Clever Tricks for Removing Ice Without Rock Salt
Rock salt works great...but there are other easier and safer ways to melt ice and snow
While many people would agree that the best way to remove ice from walkways is to toss some rock salt on them, it isn't always safest or most convenient solution. First off, rock salt can damage concrete sidewalks and corrode wooden decks. It can also kill grassy areas that may be lying underneath where plant life may be hibernating. Even if you aren't an environmentalist or worried about the harm done to surrounding areas of your home, you might just want to try alternatives to rock salt based on the fact that you merely forgot to purchase any or are limited on money.
So, how do you de-ice stairs when you have no rock salt on hand? You use regular household items already available! De-icing walkways and steps can be done simply by using items you already keep stocked at home. I've actually used these tricks myself when I've run out of rock salt. They all work pretty good and are effective at clearing icy areas around the outside of your home when you're in a pinch.
When you don't have rock salt on hand, you can also use regular table salt to remove ice on walkways and steps. Table salt is similar to rock salt as it melts ice on contact almost immediately. If you have a container of Morton’s table salt or any generic table salt sitting around the kitchen, you can sprinkle it on each step and spread it out to create traction. Sea salt also works great since it’s grains are big and you can get really good traction on the ice. Table salt and sea salt are also generally cheaper than rock salt which makes them even better for use during the winter months. Note: Table salt that has been sitting around for longer than a year might not work as well as fresher salt for de-icing steps and walkways.
If you find you're out of rock salt and are in need of a quick fix for icy outdoor areas, sand works great for creating traction. You can use leftover sand from your child’s sandbox, or even bags you may have in the garage that you put in your trunk to weigh down your car in the winter. Sprinkle a few handfuls of sand over icy areas outside and spread it out with a shovel to create traction on steps for safe walking. Note: sand works wonders for helping to get your car unstuck from an icy driveway or pile of snow as well. Sprinkle some sand under your car tires and you’ll prevent spinning wheels and get out of the ice or snow easier.

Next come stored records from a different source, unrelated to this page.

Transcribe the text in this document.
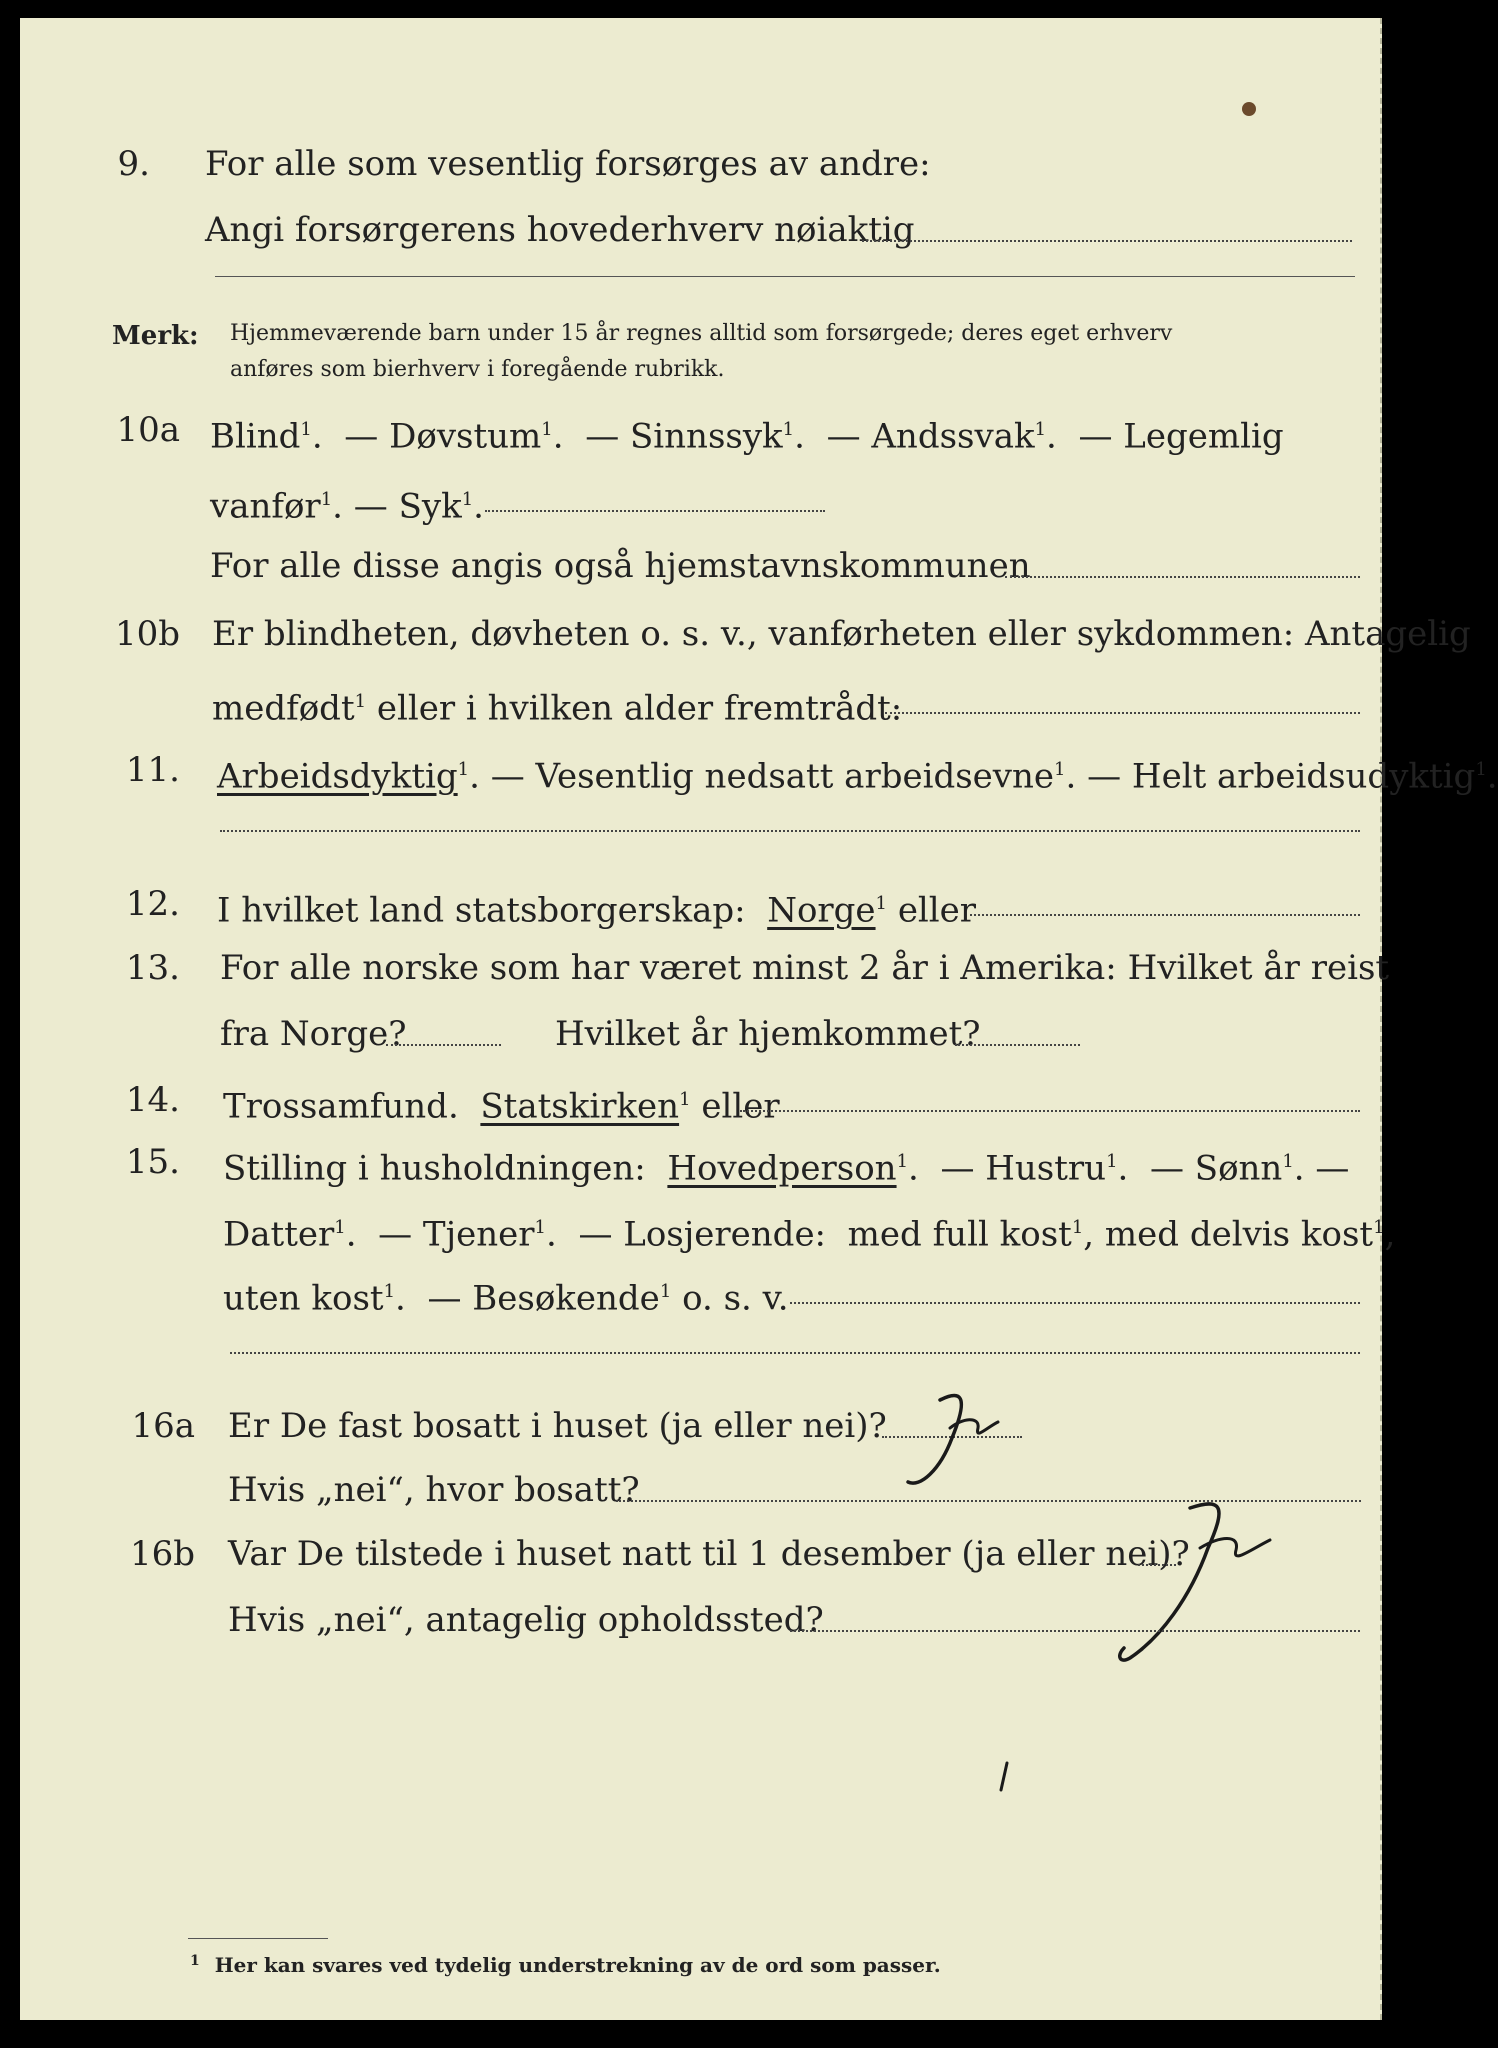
9. For alle som vesentlig forsørges av andre:
Angi forsørgerens hovederhverv nøiaktig
Merk: Hjemmeværende barn under 15 år regnes alltid som forsørgede; deres eget erhverv
anføres som bierhverv i foregående rubrikk.
10a Blind$^1$.  — Døvstum$^1$.  — Sinnssyk$^1$.  — Andssvak$^1$.  — Legemlig
vanfør$^1$. — Syk$^1$.
For alle disse angis også hjemstavnskommunen
10b Er blindheten, døvheten o. s. v., vanførheten eller sykdommen: Antagelig
medfødt$^1$ eller i hvilken alder fremtrådt:
11. Arbeidsdyktig$^1$. — Vesentlig nedsatt arbeidsevne$^1$. — Helt arbeidsudyktig$^1$.
12. I hvilket land statsborgerskap: Norge$^1$ eller
13. For alle norske som har været minst 2 år i Amerika: Hvilket år reist
fra Norge?	Hvilket år hjemkommet?
14. Trossamfund. Statskirken$^1$ eller
15. Stilling i husholdningen: Hovedperson$^1$.  — Hustru$^1$.  — Sønn$^1$. —
Datter$^1$.  — Tjener$^1$.  — Losjerende: med full kost$^1$, med delvis kost$^1$,
uten kost$^1$.  — Besøkende$^1$ o. s. v.
16a Er De fast bosatt i huset (ja eller nei)?
Hvis „nei“, hvor bosatt?
16b Var De tilstede i huset natt til 1 desember (ja eller nei)?
Hvis „nei“, antagelig opholdssted?
$^1$ Her kan svares ved tydelig understrekning av de ord som passer.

Believe it or not, cat litter can be a great tool for de-icing stairs and walkways. It works by creating traction for your feet on ice that form in areas around your home. The abrasive rock-like minerals in cat litter give your shoes something to catch and step onto. Simply sprinkle a bit of cat litter on each step and spread out with a snow shovel or your hands. Once it's in place, you can easily walk out onto areas that were otherwise an icy danger zone. Kitty litter can also be used to create traction for your tires if you get stuck in an icy patch of snow. It'll help to stop tires from spinning out on ice. Note: Just be sure to use clean, unused cat litter. Any type is fine.
Comet or Ajax Cleaner
Comet and/or Ajax products also work great to remove ice from walkways and stairs. Like rock salt, both of these products have an abrasive texture that creates traction when sprinkled over icy patches. Because they are both powerful cleaners, Comet and Ajax work to disintegrate ice much like they’d cut through soap scum and grease. Use a moderate amount for the most effective way to de-ice areas around the home and be sure to spread out evenly over icy areas. Note: You can also use a generic version of both cleaners and it will work just as well as rock salt to clean ice from outdoor areas.
Dirt or Soil
Garden soil or dirt also work well to create traction on icy steps in the winter. Simply sprinkle a few handfuls left over from your summer garden on icy steps and spread out with a shovel or your hands. The dirt or soil creates a traction for feet when stepping down the stairs and will keep everyone safe from slipping. While dirt probably won’t melt the ice on steps, it will help to prevent falls by giving you something more solid to step onto rather than just the ice itself. Note: It's best to use soil that is free from clumps or debris. Plain soil will give you better traction and prevent more slipping on a mess.